Author: Chris Pacia 2014-08-11 06:30:16
Published on: 2014-08-11T06:30:16+00:00
A group of researchers in Germany have proposed a decentralized protocol for CoinJoin, called CoinShuffle. The protocol is essentially a clever way to create a CoinJoin transaction, a way to mix coins among users to improve anonymity. The advantage of CoinJoin over mixing with a server or trusted party is that nobody can steal coins. Each user can check if the single transaction sends enough coins to his fresh output address. If this is not the case, the user can just refuse to sign the transaction and nothing bad happens. The difficulty in CoinJoin is to let the participants announce their fresh output addresses without breaking anonymity. A naive approach is to send these two messages via a secure channel to a server that organizes the whole mixing. While the server cannot steal coins, the server still has to be trusted for anonymity, because it knows which input addresses belong to which output addresses. CoinShuffle is a decentralized protocol to perform mixing in a secure way without trusted third parties. It has many features including no (trusted or untrusted) third party in a run of the protocol, unlinkability of input and output addresses, security against thefts, robustness against denial-of-service, only public-key encryption and signatures, efficiency and compatibility.
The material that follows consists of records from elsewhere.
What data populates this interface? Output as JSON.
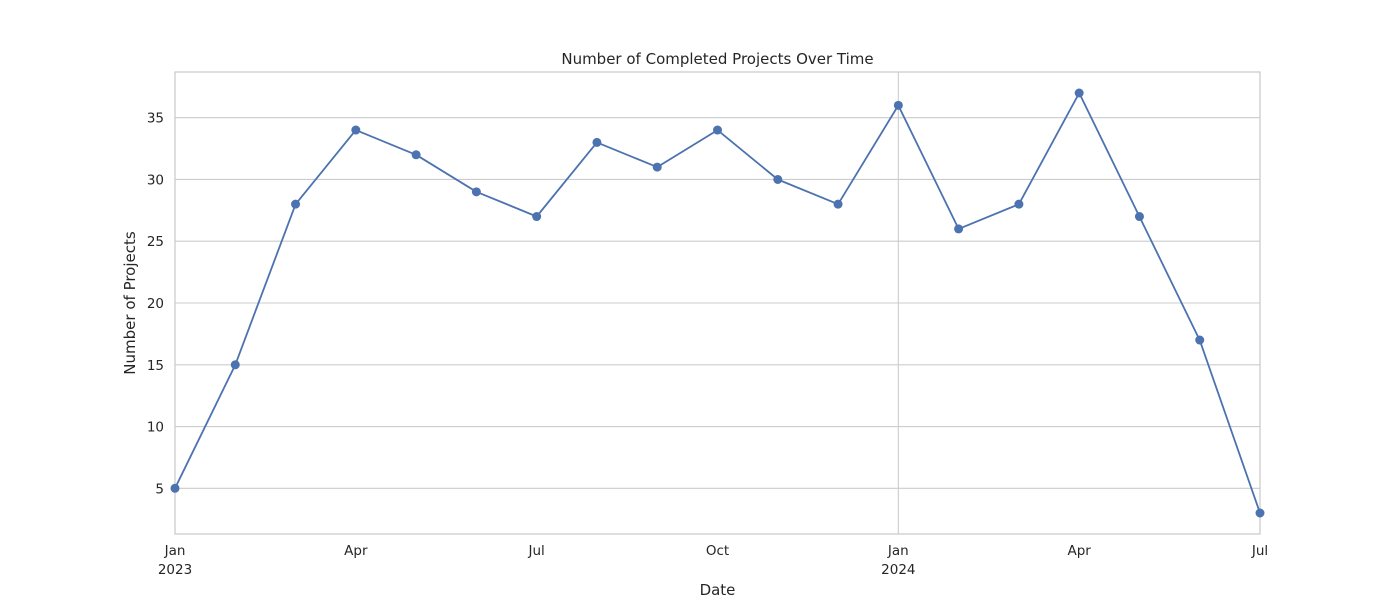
{
  "chart_data": {
    "type": "line",
    "title": "Number of Completed Projects Over Time",
    "xlabel": "Date",
    "ylabel": "Number of Projects",
    "x": [
      "2023-01",
      "2023-02",
      "2023-03",
      "2023-04",
      "2023-05",
      "2023-06",
      "2023-07",
      "2023-08",
      "2023-09",
      "2023-10",
      "2023-11",
      "2023-12",
      "2024-01",
      "2024-02",
      "2024-03",
      "2024-04",
      "2024-05",
      "2024-06",
      "2024-07"
    ],
    "series": [
      {
        "values": [
          5,
          15,
          28,
          34,
          32,
          29,
          27,
          33,
          31,
          34,
          30,
          28,
          36,
          26,
          28,
          37,
          27,
          17,
          3
        ]
      }
    ],
    "ylim": [
      1.3,
      38.7
    ],
    "yticks": [
      5,
      10,
      15,
      20,
      25,
      30,
      35
    ],
    "xticks": [
      {
        "date": "2023-01",
        "label": "Jan",
        "year": "2023"
      },
      {
        "date": "2023-04",
        "label": "Apr",
        "year": ""
      },
      {
        "date": "2023-07",
        "label": "Jul",
        "year": ""
      },
      {
        "date": "2023-10",
        "label": "Oct",
        "year": ""
      },
      {
        "date": "2024-01",
        "label": "Jan",
        "year": "2024"
      },
      {
        "date": "2024-04",
        "label": "Apr",
        "year": ""
      },
      {
        "date": "2024-07",
        "label": "Jul",
        "year": ""
      }
    ],
    "grid": true,
    "legend": "none",
    "colors": {
      "series": "#4c72b0",
      "grid": "#cccccc",
      "text": "#262626"
    }
  }
}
In addition, the protocol does not require changes to the Bitcoin protocol. The costs are almost completely caused by communication. The computation overhead is minimal. There is a proof-of-concept implementation available on their project page. It is really only a proof-of-concept and it implements only the announcement of the addresses, not the creation of the transaction. Moreover, the code is CERTAINLY INSECURE and not well-written; our only goal was to demonstrate feasibility and estimate the performance of our approach. The researchers plan to develop a full, open-source implementation of the protocol and would like to build on top of an existing wide-spread client. They also mentioned they did not decide which of the existing clients they would like to extend. They would appreciate any help in the process. Help in design and coding would be great but they also would like to hear your comments, criticism, and improvements for the protocol itself.